Performance, Efficiency, and Deployment Considerations

FRIDA's detection pipeline is training-free, requiring only feature extraction and support set storage. On an NVIDIA RTX 4090, feature extraction averages 2.1 seconds per image, with kk-NN classification at 0.0003 seconds. CPU inference is slower but remains practical for batch processing. The method's scalability and adaptability to new generators are facilitated by its minimal retraining requirements and low data demands.

Implications and Future Directions

The results demonstrate that diffusion model features, optimized for generation, inherently encode both authenticity and generator identity. This dual utility positions diffusion features as a universal basis for synthetic image forensics. The training-free nature and strong generalization of FRIDA make it suitable for real-world deployment, especially in environments where new generative models emerge rapidly.

Theoretical implications include the observation that generative models imprint distinct signatures in their latent spaces, which are accessible via simple feature extraction.

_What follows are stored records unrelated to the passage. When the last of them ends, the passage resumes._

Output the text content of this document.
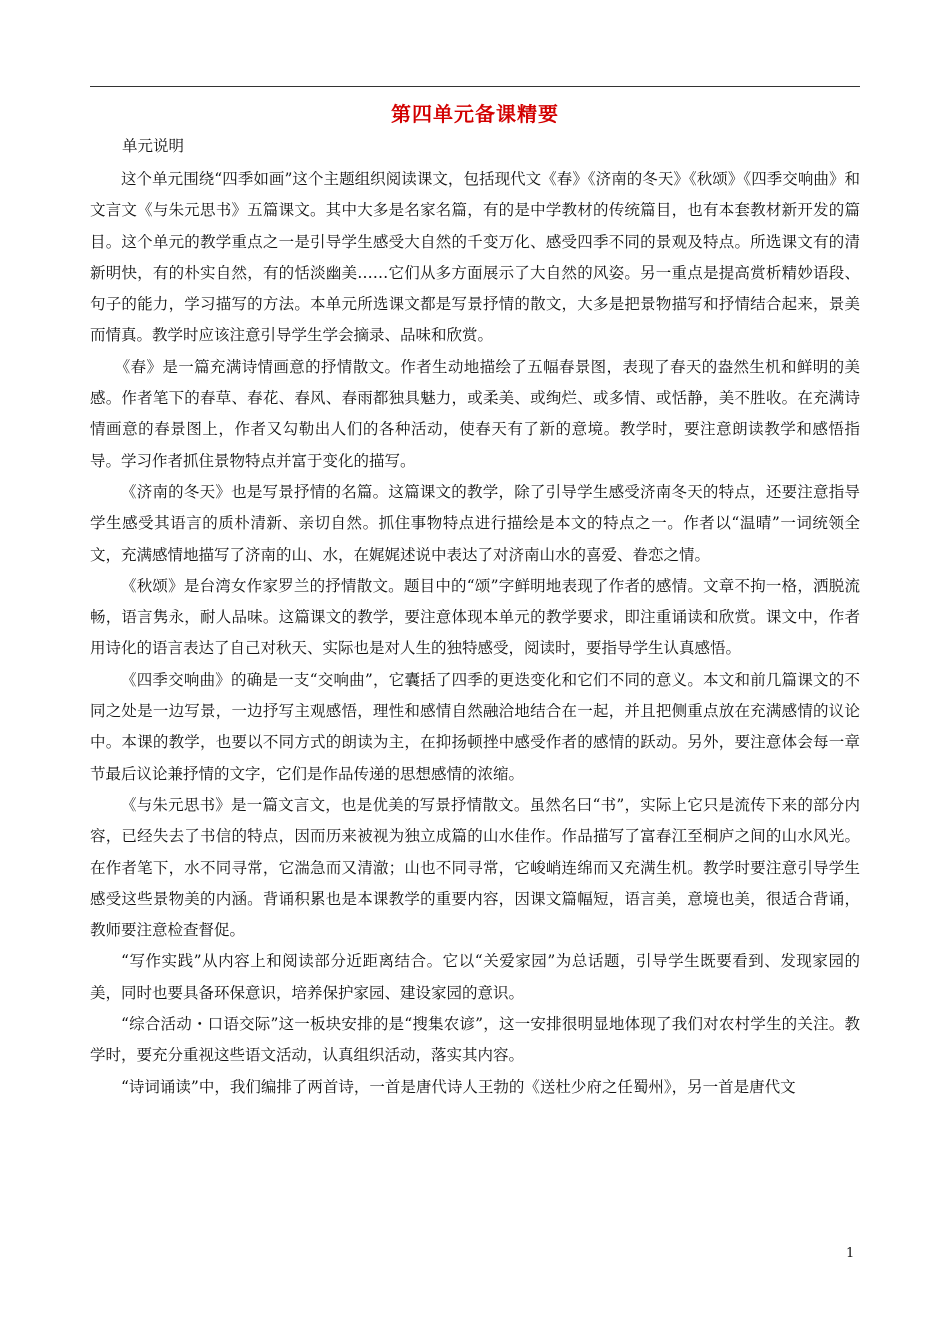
第四单元备课精要
单元说明

这个单元围绕“四季如画”这个主题组织阅读课文，包括现代文《春》《济南的冬天》《秋颂》《四季交响曲》和文言文《与朱元思书》五篇课文。其中大多是名家名篇，有的是中学教材的传统篇目，也有本套教材新开发的篇目。这个单元的教学重点之一是引导学生感受大自然的千变万化、感受四季不同的景观及特点。所选课文有的清新明快，有的朴实自然，有的恬淡幽美……它们从多方面展示了大自然的风姿。另一重点是提高赏析精妙语段、句子的能力，学习描写的方法。本单元所选课文都是写景抒情的散文，大多是把景物描写和抒情结合起来，景美而情真。教学时应该注意引导学生学会摘录、品味和欣赏。

《春》是一篇充满诗情画意的抒情散文。作者生动地描绘了五幅春景图，表现了春天的盎然生机和鲜明的美感。作者笔下的春草、春花、春风、春雨都独具魅力，或柔美、或绚烂、或多情、或恬静，美不胜收。在充满诗情画意的春景图上，作者又勾勒出人们的各种活动，使春天有了新的意境。教学时，要注意朗读教学和感悟指导。学习作者抓住景物特点并富于变化的描写。

《济南的冬天》也是写景抒情的名篇。这篇课文的教学，除了引导学生感受济南冬天的特点，还要注意指导学生感受其语言的质朴清新、亲切自然。抓住事物特点进行描绘是本文的特点之一。作者以“温晴”一词统领全文，充满感情地描写了济南的山、水，在娓娓述说中表达了对济南山水的喜爱、眷恋之情。

《秋颂》是台湾女作家罗兰的抒情散文。题目中的“颂”字鲜明地表现了作者的感情。文章不拘一格，洒脱流畅，语言隽永，耐人品味。这篇课文的教学，要注意体现本单元的教学要求，即注重诵读和欣赏。课文中，作者用诗化的语言表达了自己对秋天、实际也是对人生的独特感受，阅读时，要指导学生认真感悟。

《四季交响曲》的确是一支“交响曲”，它囊括了四季的更迭变化和它们不同的意义。本文和前几篇课文的不同之处是一边写景，一边抒写主观感悟，理性和感情自然融洽地结合在一起，并且把侧重点放在充满感情的议论中。本课的教学，也要以不同方式的朗读为主，在抑扬顿挫中感受作者的感情的跃动。另外，要注意体会每一章节最后议论兼抒情的文字，它们是作品传递的思想感情的浓缩。

《与朱元思书》是一篇文言文，也是优美的写景抒情散文。虽然名曰“书”，实际上它只是流传下来的部分内容，已经失去了书信的特点，因而历来被视为独立成篇的山水佳作。作品描写了富春江至桐庐之间的山水风光。在作者笔下，水不同寻常，它湍急而又清澈；山也不同寻常，它峻峭连绵而又充满生机。教学时要注意引导学生感受这些景物美的内涵。背诵积累也是本课教学的重要内容，因课文篇幅短，语言美，意境也美，很适合背诵，教师要注意检查督促。

“写作实践”从内容上和阅读部分近距离结合。它以“关爱家园”为总话题，引导学生既要看到、发现家园的美，同时也要具备环保意识，培养保护家园、建设家园的意识。

“综合活动・口语交际”这一板块安排的是“搜集农谚”，这一安排很明显地体现了我们对农村学生的关注。教学时，要充分重视这些语文活动，认真组织活动，落实其内容。

“诗词诵读”中，我们编排了两首诗，一首是唐代诗人王勃的《送杜少府之任蜀州》，另一首是唐代文

1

Future work may explore open-set attribution, robustness to adversarial manipulations, and extension to other modalities (e.g., video, audio). Further research into the interpretability of diffusion features could yield insights into the generative process and its forensic traceability.

Conclusion

FRIDA establishes a new paradigm for deepfake detection and source attribution by repurposing diffusion model features. Its training-free, data-efficient approach achieves state-of-the-art performance on challenging benchmarks, with strong generalization and interpretability. The framework's reliance on latent diffusion features bridges the gap between generative modeling and forensic analysis, offering a scalable solution for synthetic media authentication and provenance tracking.